The resin layer (B) according to the present embodiment may contain various additives as long as the object of the present invention is not impaired. The various additives are not particularly limited, but for example, plasticizers, antioxidants, ultraviolet absorbers, wavelength converters, antistatic agents, surfactants, colorants, light stabilizers, foaming agents, lubricants, crystal nuclei. Agents, crystallization accelerators, crystallization retardants, catalyst deactivators, heat ray absorbers, heat ray reflectors, radiators, thermoplastic resins other than ethylene / polar monomer copolymers, thermosetting resins, inorganic fillers, Organic fillers, impact resistance improvers, slip agents, cross-linking agents, cross-linking aids, tackifiers, silane coupling agents, processing aids, mold release agents, hydrolysis inhibitors, heat stabilizers, anti-blocking agents, Examples thereof include antifogging agents, flame retardants, flame retardant aids, light diffusing agents, antibacterial agents, anticorrosive agents, dispersants and other resins. The various additives may be used alone or in combination of two or more.

<Resin layer (C)>
The surface protective film 10 according to the present embodiment may further include a resin layer (C) containing a thermoplastic polyurethane resin.
The resin layer (C) contains a thermoplastic polyurethane resin as a main component.
The thickness of the resin layer (C) is, for example, 10 μm or more and 1000 μm or less.

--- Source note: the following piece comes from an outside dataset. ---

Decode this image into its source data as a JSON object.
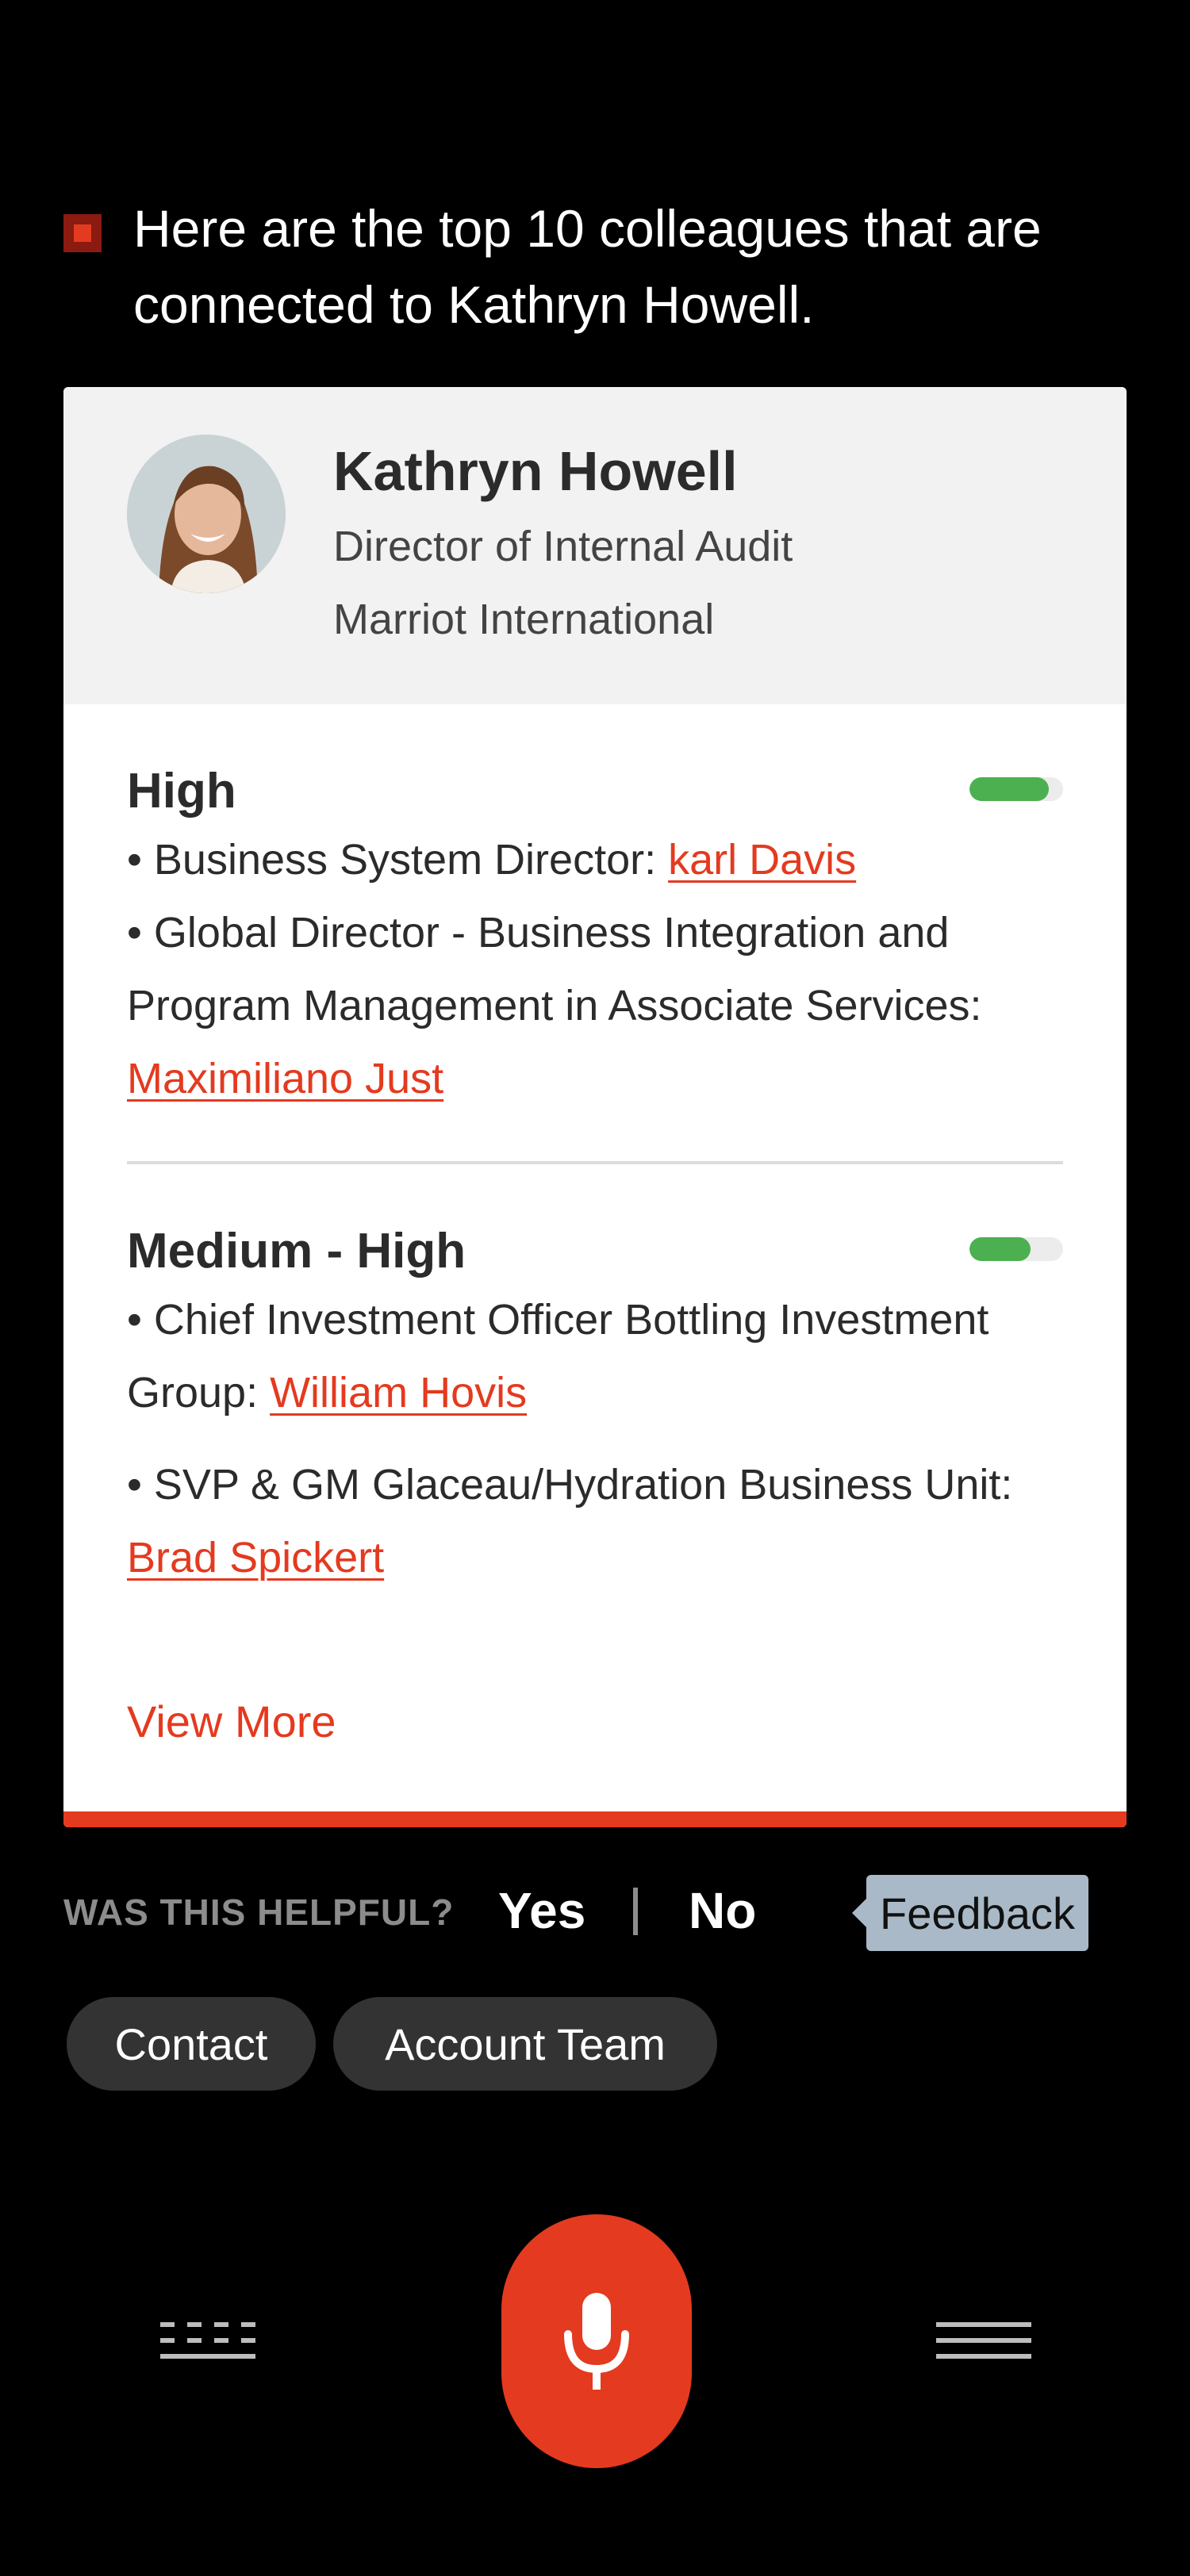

The thermoplastic polyurethane resin is not particularly limited, and known ones can be used. For example, block copolymers having polyurethane as a hard segment and polyether as a soft segment; polyester such as adipate polyester and caprolactone polyester; and polycarbonate and the like can be mentioned.
Among these, as the thermoplastic polyurethane resin, a block copolymer having polyurethane as a hard segment and a polyether as a soft segment (also referred to as a polyether-based thermoplastic polyurethane resin) is preferable.
The content of the thermoplastic polyurethane resin in the resin layer (C) is, for example, 50% by mass or more, preferably 60% by mass or more, more preferably 70% by mass, when the whole resin layer (C) is 100% by mass. As mentioned above, it is more preferably 80% by mass or more, and particularly preferably 90% by mass or more. When the content of the thermoplastic polyurethane resin in the resin layer (C) according to the present embodiment is at least the above lower limit value, the performance balance such as transparency, flexibility, and mechanical strength of the surface protective film 10 is further improved. Can be good.
The upper limit of the content of the thermoplastic polyurethane resin in the resin layer (C) according to the present embodiment is not particularly limited, but is, for example, 100% by mass or less.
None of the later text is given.